Marseille, 23 juin 1891.

Ma chère sœur,

Tu ne m'as pas écrit ; que s'est-il passé ? Ta lettre m'avait fait peur, j'aimerais avoir de tes nouvelles. Pourvu qu'il ne s'agisse pas de nouveaux ennuis, car, hélas, nous
sommes trop éprouvés à la fois !

Pour moi, je ne fais que pleurer jour et nuit, je suis un homme mort, je suis estropié pour toute ma vie. Dans la quinzaine, je serai guéri, je pense ; mais je ne pourrai marcher
qu'avec des béquilles.

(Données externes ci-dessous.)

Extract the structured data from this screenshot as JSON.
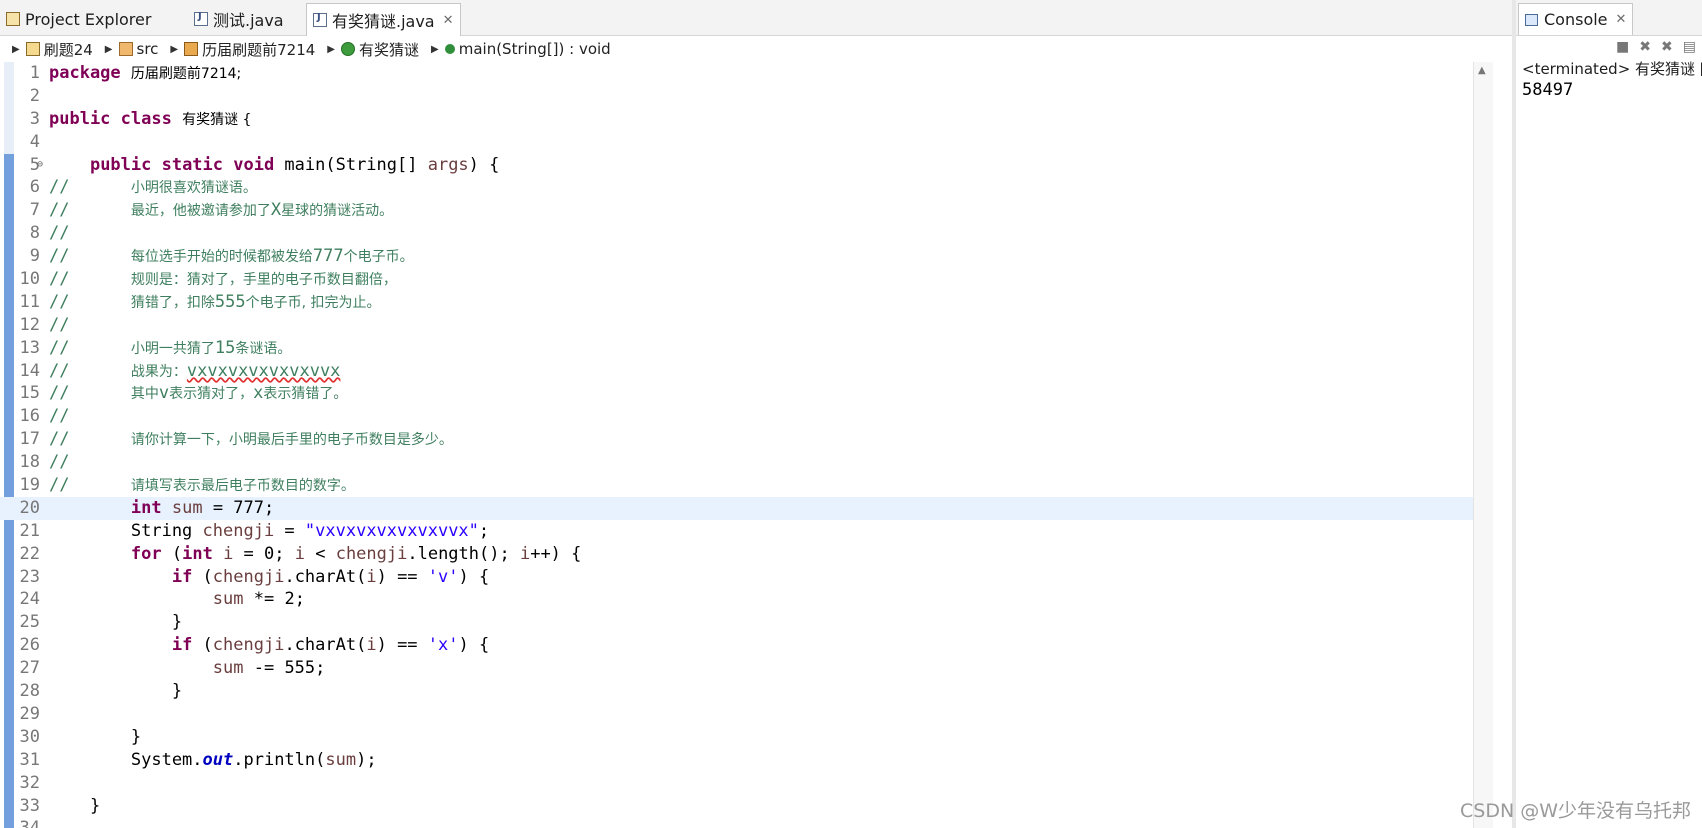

Quant à une jambe artificielle, le médecin dit qu'il faudra attendre très longtemps, au moins six mois ! Pendant ce temps que ferai-je, où
resterai-je ? Si j'allais chez vous, le froid me chasserait dans trois mois, et même en moins de temps ; car, d'ici, je ne serai capable de me mouvoir que dans six semaines, le temps de
m'exercer à béquiller ! Je ne serais donc chez vous que fin juillet. Et il me faudrait repartir fin septembre.

Je ne sais pas du tout quoi faire. Tous ces soucis me rendent fou : je ne dors jamais une minute.

Enfin, notre vie est une misère, une misère sans fin ! Pourquoi donc existons-nous ?

Envoyez-moi de vos nouvelles.

Mes meilleurs souhaits.

RIMBAUD

Hôpital de la Conception, Marseille.